CC: Em Le Maître Ignorant, de 1987, o senhor defende a igualdade das inteligências. Por sua vez, seu livro atual estipula que a igualdade das inteligências depende da vontade e da condição social. Igualdade é um tema central em seu pensamento.

JR
: O que disse sobre a igualdade é derivado da minha pesquisa sobre a história da emancipação da classe trabalhadora e, em parte, da ideia de emancipação intelectual, desenvolvida no século XIX por Joseph Jacotot. O ponto central é o seguinte: a igualdade não é um objetivo distante, mas um ponto de partida. E a partir desse ponto de vista a emancipação é uma afirmação de capacidade: aqueles capazes de gerir um ateliê ou empresa podem discutir e deliberar sobre os assuntos da comunidade. Fundamental era dissecar essa inversão de posições.

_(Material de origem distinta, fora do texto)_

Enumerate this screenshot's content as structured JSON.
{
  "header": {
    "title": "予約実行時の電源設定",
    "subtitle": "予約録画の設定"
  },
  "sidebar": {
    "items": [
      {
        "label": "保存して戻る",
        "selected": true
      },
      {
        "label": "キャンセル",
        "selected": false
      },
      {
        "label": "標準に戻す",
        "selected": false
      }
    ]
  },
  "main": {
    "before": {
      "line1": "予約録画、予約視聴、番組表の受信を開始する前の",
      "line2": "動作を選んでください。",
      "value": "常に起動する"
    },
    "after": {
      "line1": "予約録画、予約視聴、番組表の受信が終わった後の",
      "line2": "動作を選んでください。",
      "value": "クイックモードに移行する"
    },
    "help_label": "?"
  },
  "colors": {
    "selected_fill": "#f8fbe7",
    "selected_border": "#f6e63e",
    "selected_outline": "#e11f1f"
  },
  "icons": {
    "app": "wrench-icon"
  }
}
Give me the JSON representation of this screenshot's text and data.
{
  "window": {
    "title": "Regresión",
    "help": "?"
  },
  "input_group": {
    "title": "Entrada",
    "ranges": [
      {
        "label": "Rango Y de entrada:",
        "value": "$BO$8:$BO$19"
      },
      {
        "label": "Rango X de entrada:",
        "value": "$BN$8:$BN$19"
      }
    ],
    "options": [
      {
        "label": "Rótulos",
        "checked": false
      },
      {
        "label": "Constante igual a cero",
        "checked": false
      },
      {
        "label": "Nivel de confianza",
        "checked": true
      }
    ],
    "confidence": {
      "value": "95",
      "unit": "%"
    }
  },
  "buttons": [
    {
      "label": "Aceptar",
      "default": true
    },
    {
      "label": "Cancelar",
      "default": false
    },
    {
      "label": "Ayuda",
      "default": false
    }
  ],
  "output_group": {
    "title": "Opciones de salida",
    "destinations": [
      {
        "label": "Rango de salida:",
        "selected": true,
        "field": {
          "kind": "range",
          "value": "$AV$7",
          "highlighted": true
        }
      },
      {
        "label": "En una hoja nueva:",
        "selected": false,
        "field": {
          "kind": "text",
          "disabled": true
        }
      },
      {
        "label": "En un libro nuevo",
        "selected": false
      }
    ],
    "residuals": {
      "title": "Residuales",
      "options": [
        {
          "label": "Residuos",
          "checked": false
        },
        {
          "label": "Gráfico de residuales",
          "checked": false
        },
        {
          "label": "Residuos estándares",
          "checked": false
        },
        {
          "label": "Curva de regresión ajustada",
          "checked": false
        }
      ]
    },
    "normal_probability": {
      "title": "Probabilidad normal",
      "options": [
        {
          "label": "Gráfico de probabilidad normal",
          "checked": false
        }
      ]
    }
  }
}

Existem oportunidades para pessoas desiguais, dominadas, para traçar o caminho da autoafirmação.


CC: O senhor é um filósofo por formação, ensina e escreve livros de filosofia. Mas muitos críticos dizem ser impossível categorizá-lo graças ao seu interesse por uma série de temas: política, história, cinema, arte, estética.

JR: De acordo com a igualdade das inteligências, o mesmo indivíduo é capaz de interpretar um texto literário, uma situação política ou um filme. O que digo não tem nada de original. Pertenço à década de 1960, quando houve uma espécie de explosão no campo da filosofia. Michel Foucault, por exemplo, estava completamente fora do âmbito normal da filosofia. Interessou-se por hospitais, asilos, prisões. Se a filosofia tem um papel, é o de romper todas essas identificações e o de destacar uma espécie de capacidade intelectual das pessoas. E assim, colocaremos fim nessa rigidez, nessas divisões entre as disciplinas e competências.

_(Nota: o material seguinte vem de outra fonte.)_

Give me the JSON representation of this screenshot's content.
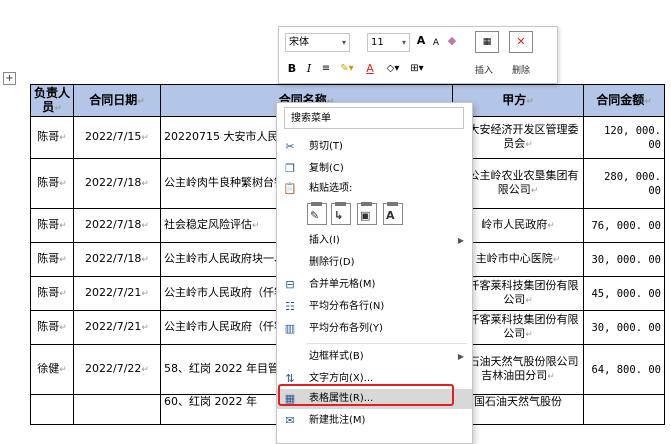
{
  "anchor": "+",
  "table": {
    "headers": [
      "负责人员",
      "合同日期",
      "合同名称",
      "甲方",
      "合同金额"
    ],
    "rows": [
      {
        "person": "陈哥",
        "date": "2022/7/15",
        "name": "20220715 大安市人民政府用地",
        "party": "林大安经济开发区管理委员会",
        "amount": "120, 000. 00"
      },
      {
        "person": "陈哥",
        "date": "2022/7/18",
        "name": "公主岭肉牛良种繁树台镇 1 个地块，剥离实施方案、土",
        "party": "林公主岭农业农垦集团有限公司",
        "amount": "280, 000. 00"
      },
      {
        "person": "陈哥",
        "date": "2022/7/18",
        "name": "社会稳定风险评估",
        "party": "岭市人民政府",
        "amount": "76, 000. 00"
      },
      {
        "person": "陈哥",
        "date": "2022/7/18",
        "name": "公主岭市人民政府块一、二、三表土",
        "party": "主岭市中心医院",
        "amount": "30, 000. 00"
      },
      {
        "person": "陈哥",
        "date": "2022/7/21",
        "name": "公主岭市人民政府（仟客莱生物饲料",
        "party": "林仟客莱科技集团份有限公司",
        "amount": "45, 000. 00"
      },
      {
        "person": "陈哥",
        "date": "2022/7/21",
        "name": "公主岭市人民政府（仟客莱生物饲料",
        "party": "林仟客莱科技集团份有限公司",
        "amount": "30, 000. 00"
      },
      {
        "person": "徐健",
        "date": "2022/7/22",
        "name": "58、红岗 2022 年目管沟临时用地涉案编制（1 份变更",
        "party": "国石油天然气股份限公司吉林油田分司",
        "amount": "64, 800. 00"
      },
      {
        "person": "",
        "date": "",
        "name": "60、红岗 2022 年",
        "party": "国石油天然气股份",
        "amount": ""
      }
    ]
  },
  "mini_toolbar": {
    "font_name": "宋体",
    "font_size": "11",
    "grow_font": "A",
    "shrink_font": "A",
    "bold": "B",
    "italic": "I",
    "font_color": "A",
    "insert_label": "插入",
    "delete_label": "删除"
  },
  "context_menu": {
    "search_placeholder": "搜索菜单",
    "cut": "剪切(T)",
    "copy": "复制(C)",
    "paste_options": "粘贴选项:",
    "insert": "插入(I)",
    "delete_row": "删除行(D)",
    "merge_cells": "合并单元格(M)",
    "distribute_rows": "平均分布各行(N)",
    "distribute_cols": "平均分布各列(Y)",
    "border_styles": "边框样式(B)",
    "text_direction": "文字方向(X)...",
    "table_properties": "表格属性(R)...",
    "new_comment": "新建批注(M)"
  },
  "colors": {
    "header_bg": "#b4c6e7",
    "highlight_border": "#e02020",
    "menu_hover": "#d8d8d8"
  }
}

CC: Li que a política lhe interessa a partir da perspectiva da literatura. Se verdade, entendo como Victor Hugo poderia formar uma opinião política. Mas como pode Joseph Conrad inspirá-lo politicamente?

JR: Nunca disse que a política me atrai a partir da literatura. Dito isso, há uma forma de política exclusiva à literatura. E esta forma de política não se limita a visões de mundo, aos engajamentos políticos de escritores ou às suas maneiras de representar a sociedade. Há uma relação entre os dois tipos de democracia, mas elas são diferentes. Por que Conrad? Conrad faz parte de um movimento a envolver escritores como Flaubert, Joyce e Virginia Woolf, entre outros. Quebram uma forma de autoridade que era inerente às estruturas narrativas tradicionais.  Flaubert é um exemplo dessa mudança. Uma camponesa torna-se tão interessante quanto uma grande dama. Sua vida, considerada medíocre e repetitiva, torna-se palco de uma tragédia. Considere o prefácio de O Negro de Narciso (The Nigger of the "Narcissus", de 1897). Eis a possibilidade do herói fictício, mesmo em um sentido negativo. Conrad pertence a essa revolução democrática do romance, embora ele tenha uma posição reacionária: denunciou os anarquistas e os revolucionários. Mas acho isso interessante, porque há uma tensão entre uma democracia específica à forma ficcional e à estética e, ao mesmo tempo, narrativas revolucionárias, ou antidemocráticas, no sentido literário.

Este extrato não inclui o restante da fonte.